Invoquant l’article 3 de la Convention qui interdit les traitements inhumains et dégradants, il soutient que son expulsion a causé l’interruption de son traitement médical de réassignation sexuelle entrepris en France et indisponible au Maroc. Il indique également que son expulsion dans un Etat où l’intersexuation n’est pas acceptée et où il est perçu comme une personne homosexuelle, lui fait encourir le rejet de la société et des poursuites pénales de la part des autorités. Il fait valoir l’aggravation de ces risques en raison, d’une part, de son isolement social et familial, et, d’autre part, de l’absence de reconnaissance officielle des associations de défense LGBTI.

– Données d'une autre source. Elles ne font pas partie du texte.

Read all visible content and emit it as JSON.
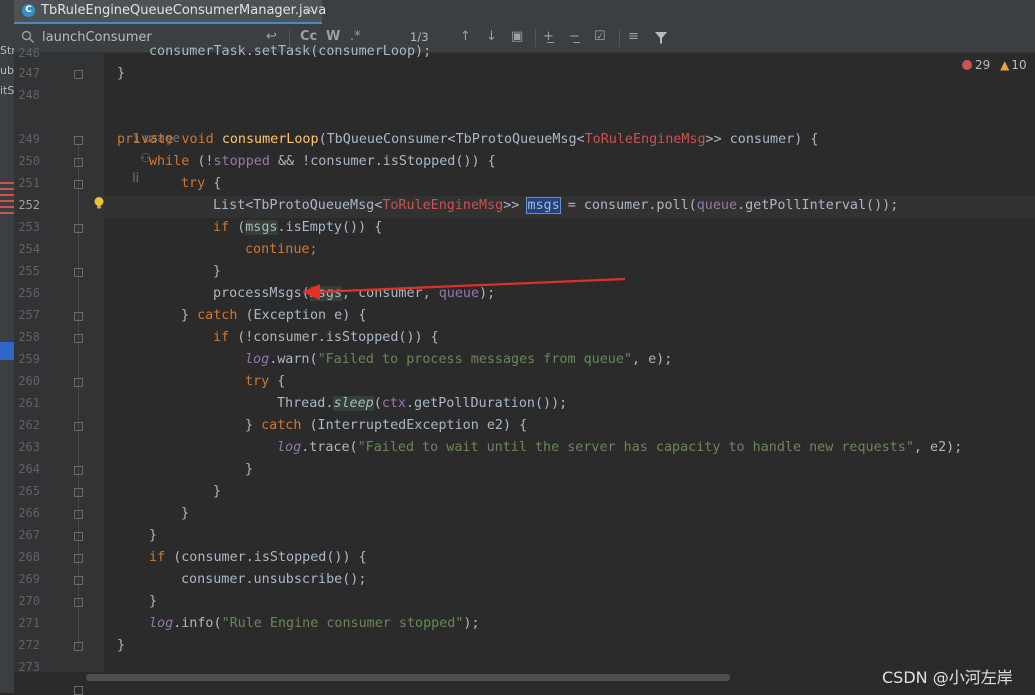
{
  "tab": {
    "title": "TbRuleEngineQueueConsumerManager.java",
    "icon_letter": "C",
    "close": "×"
  },
  "left_strip": [
    "Str",
    "ub",
    "itS"
  ],
  "search": {
    "value": "launchConsumer",
    "match_count": "1/3",
    "tools": [
      "Cc",
      "W",
      ".*"
    ]
  },
  "inspection": {
    "errors": "29",
    "warnings": "10"
  },
  "usage_hint": {
    "usages": "1 usage",
    "author": "li"
  },
  "line_numbers": [
    "246",
    "247",
    "248",
    "249",
    "250",
    "251",
    "252",
    "253",
    "254",
    "255",
    "256",
    "257",
    "258",
    "259",
    "260",
    "261",
    "262",
    "263",
    "264",
    "265",
    "266",
    "267",
    "268",
    "269",
    "270",
    "271",
    "272",
    "273"
  ],
  "code": {
    "l246": "consumerTask.setTask(consumerLoop);",
    "l247": "}",
    "l249": {
      "kw": "private void ",
      "fn": "consumerLoop",
      "a": "(TbQueueConsumer<TbProtoQueueMsg<",
      "gen": "ToRuleEngineMsg",
      "b": ">> consumer) {"
    },
    "l250": {
      "kw": "while ",
      "a": "(!",
      "fld": "stopped",
      "b": " && !consumer.isStopped()) {"
    },
    "l251": {
      "kw": "try",
      "a": " {"
    },
    "l252": {
      "a": "List<TbProtoQueueMsg<",
      "gen": "ToRuleEngineMsg",
      "b": ">> ",
      "sel": "msgs",
      "c": " = consumer.poll(",
      "fld": "queue",
      "d": ".getPollInterval());"
    },
    "l253": {
      "kw": "if ",
      "a": "(",
      "hl": "msgs",
      "b": ".isEmpty()) {"
    },
    "l254": {
      "kw": "continue",
      "a": ";"
    },
    "l255": "}",
    "l256": {
      "a": "processMsgs(",
      "hl": "msgs",
      "b": ", consumer, ",
      "fld": "queue",
      "c": ");"
    },
    "l257": {
      "a": "} ",
      "kw": "catch ",
      "b": "(Exception e) {"
    },
    "l258": {
      "kw": "if ",
      "a": "(!consumer.isStopped()) {"
    },
    "l259": {
      "it": "log",
      "a": ".warn(",
      "str": "\"Failed to process messages from queue\"",
      "b": ", e);"
    },
    "l260": {
      "kw": "try",
      "a": " {"
    },
    "l261": {
      "a": "Thread.",
      "hl": "sleep",
      "b": "(",
      "fld": "ctx",
      "c": ".getPollDuration());"
    },
    "l262": {
      "a": "} ",
      "kw": "catch ",
      "b": "(InterruptedException e2) {"
    },
    "l263": {
      "it": "log",
      "a": ".trace(",
      "str": "\"Failed to wait until the server has capacity to handle new requests\"",
      "b": ", e2);"
    },
    "l264": "}",
    "l265": "}",
    "l266": "}",
    "l267": "}",
    "l268": {
      "kw": "if ",
      "a": "(consumer.isStopped()) {"
    },
    "l269": "consumer.unsubscribe();",
    "l270": "}",
    "l271": {
      "it": "log",
      "a": ".info(",
      "str": "\"Rule Engine consumer stopped\"",
      "b": ");"
    },
    "l272": "}"
  },
  "watermark": "CSDN @小河左岸",
  "colors": {
    "background": "#2b2b2b",
    "keyword": "#cc7832",
    "method": "#ffc66d",
    "string": "#6a8759",
    "field": "#9876aa",
    "annotation_arrow": "#e0302a"
  }
}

Invoquant l’article 8 de la Convention qui garantit le droit au respect de la vie privée et familiale, il se plaint d’avoir été expulsé alors qu’il n’a pas d’attaches familiales et sociales au Maroc. Il fait également valoir l’impossibilité dans ce pays, de poursuivre son traitement médico-chirurgical de réassignation sexuelle entamé en France, et ainsi d’avoir été privé de son droit à une identité de genre.